Snowflakez;n10951577 said:
I think a lot of us are hoping so.

Naturally, if they did allow something like that, it's unlikely it would be 100% safe. In the PnP, GMs/Refs are encouraged to never let the players feel safe, constantly forcing them to stay on the move.

But I do like the idea of having your own little apartment to return to in some crappy back alley, or a mobile home base with a van. I especially like the van idea. This would tie in with my idea for letting you open vehicle trunks and the like.

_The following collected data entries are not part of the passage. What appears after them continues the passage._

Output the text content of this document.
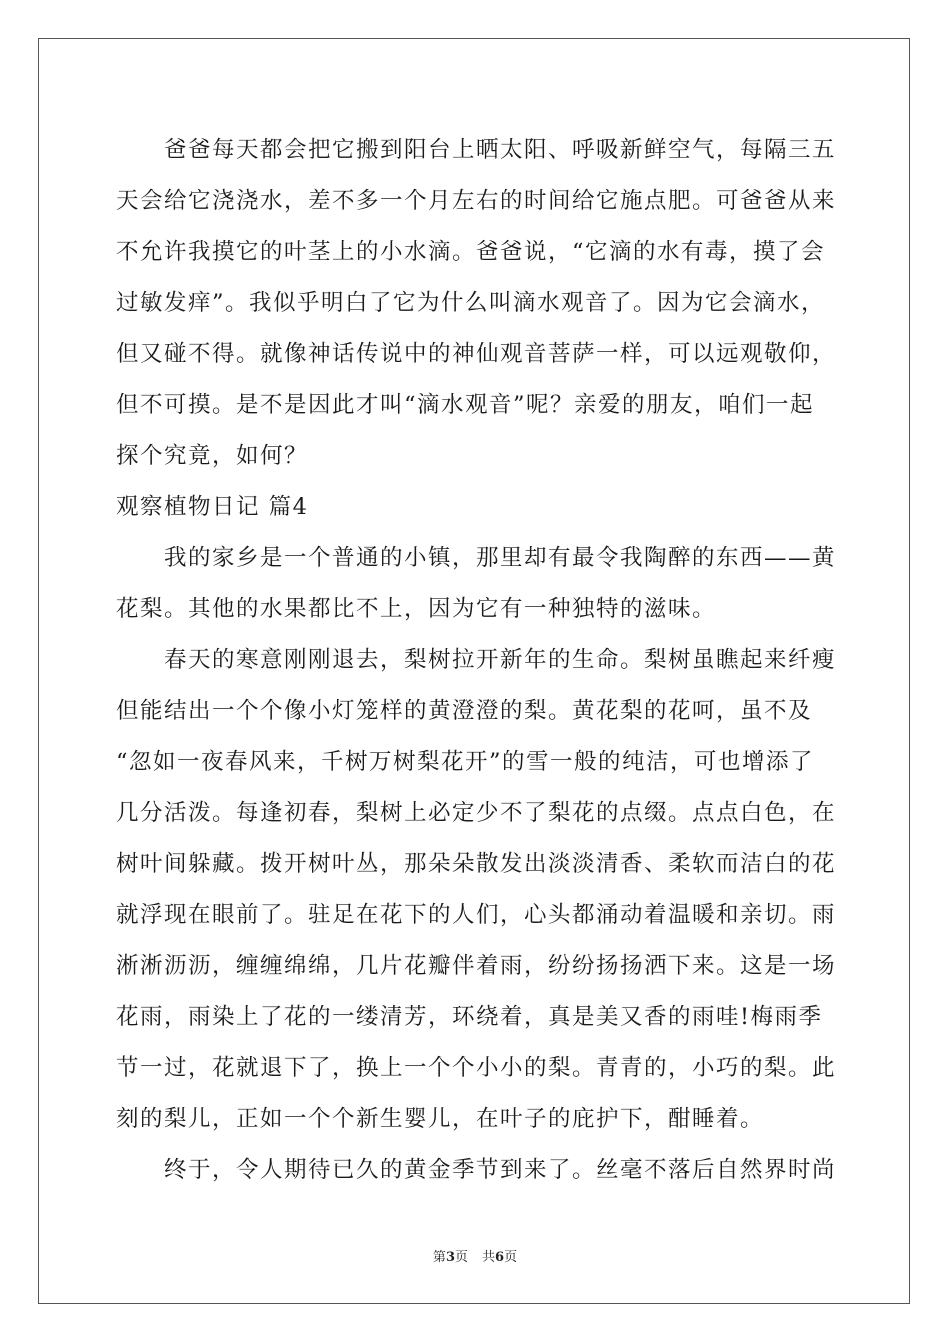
爸爸每天都会把它搬到阳台上晒太阳、呼吸新鲜空气，每隔三五
天会给它浇浇水，差不多一个月左右的时间给它施点肥。可爸爸从来
不允许我摸它的叶茎上的小水滴。爸爸说，“它滴的水有毒，摸了会
过敏发痒”。我似乎明白了它为什么叫滴水观音了。因为它会滴水，
但又碰不得。就像神话传说中的神仙观音菩萨一样，可以远观敬仰，
但不可摸。是不是因此才叫“滴水观音”呢？亲爱的朋友，咱们一起
探个究竟，如何？
观察植物日记 篇4
我的家乡是一个普通的小镇，那里却有最令我陶醉的东西——黄
花梨。其他的水果都比不上，因为它有一种独特的滋味。
春天的寒意刚刚退去，梨树拉开新年的生命。梨树虽瞧起来纤瘦
但能结出一个个像小灯笼样的黄澄澄的梨。黄花梨的花呵，虽不及
“忽如一夜春风来，千树万树梨花开”的雪一般的纯洁，可也增添了
几分活泼。每逢初春，梨树上必定少不了梨花的点缀。点点白色，在
树叶间躲藏。拨开树叶丛，那朵朵散发出淡淡清香、柔软而洁白的花
就浮现在眼前了。驻足在花下的人们，心头都涌动着温暖和亲切。雨
淅淅沥沥，缠缠绵绵，几片花瓣伴着雨，纷纷扬扬洒下来。这是一场
花雨，雨染上了花的一缕清芳，环绕着，真是美又香的雨哇!梅雨季
节一过，花就退下了，换上一个个小小的梨。青青的，小巧的梨。此
刻的梨儿，正如一个个新生婴儿，在叶子的庇护下，酣睡着。
终于，令人期待已久的黄金季节到来了。丝毫不落后自然界时尚
第3页 共6页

And this also could be one instance where the camera could shift between FPP/TPP. If the game is normally TPP, maybe when you enter the van it will go into FPP (assuming it's big enough for you to walk around in - it'd need to be more akin to a small motorhome than a "van," I suppose).

Maybe you start out with a van and can purchase bigger vehicles to customize? It would also make sense from a game perspective to regularly change vehicles, as it helps slow down your enemies.
 
Saints Row 2 style hot spots, where in certain areas if you leave your character idle they will perform activities/animations, like fishing at the pier, lifting weights at gym, playing hackey sack or guitar etc...
 
walkingdarkly;n10951646 said:
Exactly...
Someone needs to hurry up and make a new Vamp the Masquerade game....

OFF TOPIC!! EYAGH!

Google Paradox CEO on making new Bloodlines and see some hopeful details.

I am hoping for AT LEAST the level of interactivity as Bloodlines had. At least. I love me some, "oooh, cool!" moments like talking to you TVs and type-code-into-computers interactions.
 
wisdom000;n10951706 said:
Saints Row 2 style hot spots, where in certain areas if you leave your character idle they will perform activities/animations, like fishing at the pier, lifting weights at gym, playing hackey sack or guitar etc...


And I'll bring in the GTA series with the little stuff you can do that's not causing chaos, from shooting pool, playing darts, bowling, surfing the web, running as a taxi driver or ambulance driver, GTA 5 brought in arm wrestling. There are various racing "minigames" of various types throughout the series. GTA 5 added a small pier carnival, though you can only ride the rollercoaster. Oh and there's also golfing, tennis, yoga, and skydiving. Silly and fun stuff...though doubt we'd see most of this in Night City....cept golf, that's a corp game right there. :p
 
walkingdarkly;n10951949 said:
And I'll bring in the GTA series with the little stuff you can do that's not causing chaos, from shooting pool, playing darts, bowling, surfing the web, running as a taxi driver or ambulance driver, GTA 5 brought in arm wrestling. There are various racing "minigames" of various types throughout the series. GTA 5 added a small pier carnival, though you can only ride the rollercoaster. Oh and there's also golfing, tennis, yoga, and skydiving. Silly and fun stuff...though doubt we'd see most of this in Night City....cept golf, that's a corp game right there. :p

GTA v/online, best game ever made, hands down. Until CP 2077 gets released... hopefully.